B+ tree secondary index structure
---------------------------------

When indexing keys that are not themselves entry identifiers we store
for each key a list of the identifiers in which they are found.

The "leaf" node(s) have a sorted list of references to "primary
bucket" nodes. Each "primary bucket" has a sorted list of keys with
references to a subtree root node.

The "leaf nodes" of the secondary subtree have a sorted list of
references to "secondary buckets".

Each "secondary bucket" stores a list of unique identifiers (the 'id'
field)

... like numbuckets, why not simply point to a single secbucket where
it is sufficient


Overflow
--------

The design of the index allows pages to overflow where space in the
page is insufficient to store data. However, with the key length
limits imposed these overflows are never required and warnings are
included in the code should an overflow reference ever be detected in
indexing or retrieval. The overflow code has not been tested for some
time and should not be trusted.


Extensions
==========

We can try to drop the subtrees for numbuckets (duplicate identifiers)
and secbuckets (lists of identifiers for secondary keys). If the first
reference is to a bucket we could simply use it. If the bucket is
full, we could then build a tree (e.g. many duplicates or a key in
many entries). This will save 2 pages for all simple cases.

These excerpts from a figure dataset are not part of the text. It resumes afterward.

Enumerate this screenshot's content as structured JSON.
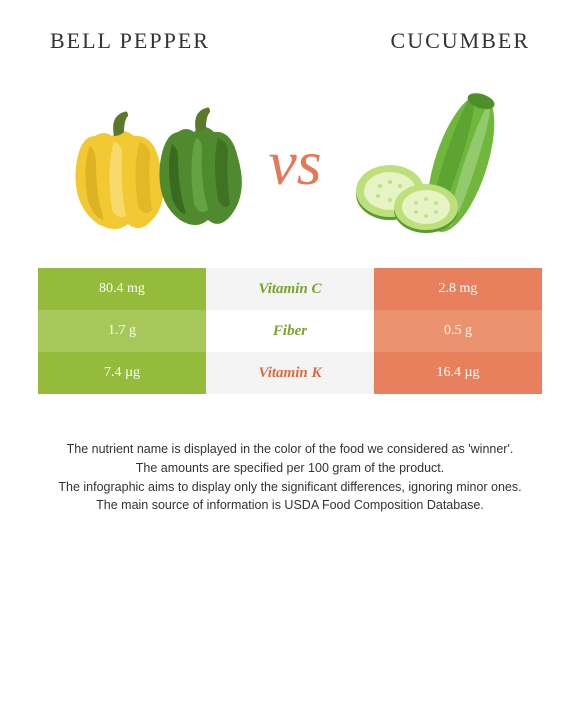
{
  "header": {
    "left_title": "Bell pepper",
    "right_title": "Cucumber"
  },
  "vs_label": "vs",
  "colors": {
    "left_main": "#94bb3c",
    "left_alt": "#a6c759",
    "mid_main": "#f4f4f4",
    "mid_alt": "#ffffff",
    "right_main": "#e8805d",
    "right_alt": "#eb926f",
    "mid_text_left_winner": "#7aa22e",
    "mid_text_right_winner": "#d96b45"
  },
  "rows": [
    {
      "left": "80.4 mg",
      "nutrient": "Vitamin C",
      "right": "2.8 mg",
      "winner": "left"
    },
    {
      "left": "1.7 g",
      "nutrient": "Fiber",
      "right": "0.5 g",
      "winner": "left"
    },
    {
      "left": "7.4 µg",
      "nutrient": "Vitamin K",
      "right": "16.4 µg",
      "winner": "right"
    }
  ],
  "footer": {
    "l1": "The nutrient name is displayed in the color of the food we considered as 'winner'.",
    "l2": "The amounts are specified per 100 gram of the product.",
    "l3": "The infographic aims to display only the significant differences, ignoring minor ones.",
    "l4": "The main source of information is USDA Food Composition Database."
  },
  "illustration_colors": {
    "pepper_yellow_body": "#f3c933",
    "pepper_yellow_highlight": "#f9de7a",
    "pepper_yellow_shadow": "#d3a81c",
    "pepper_green_body": "#4f8a2f",
    "pepper_green_highlight": "#6fae4a",
    "pepper_green_shadow": "#35621d",
    "pepper_stem": "#5a7a2a",
    "cucumber_body": "#6fb83d",
    "cucumber_dark": "#4e8f28",
    "cucumber_slice_outer": "#bde07a",
    "cucumber_slice_inner": "#e6f3c4",
    "cucumber_slice_rim": "#5a9a33"
  }
}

Probably simplest to keep the root node as is. We only need to adjust
the numeric and secondary levels.

We can indicate in the parameter files that there is only a single
offset and drop the seqoffset throughout the index. This will
certainly save space. We need to know when we set the fill and order
values so we can use the extra space.

For secondary indexes, we need the size of the unique id to calculate
secondary offset and fill - the code is using the size of the key
instead. This can be much longer.

Secondary indexes and numeric indexes can use a smaller page size to
save space as they are mostly sparsely populated with smalled keys. We
need to ass secondary versions of various AjPBtcache attributes and
duplicate many functions. First change all references to primary and
secondary versions, then duplicate functions that use them explicitly
(rename the primary function, copy to a new secondary function) These
should all be internal btree* functions but watch for any that are for
some reason defined non-static.

dbxreport when given a database name needs to use the alias to look up
index files. For example, it fails to find qaxtest.pxid which is
called embl.pxid in the dbxflat-ex-keep directory. Also check the
other applications for the same issue.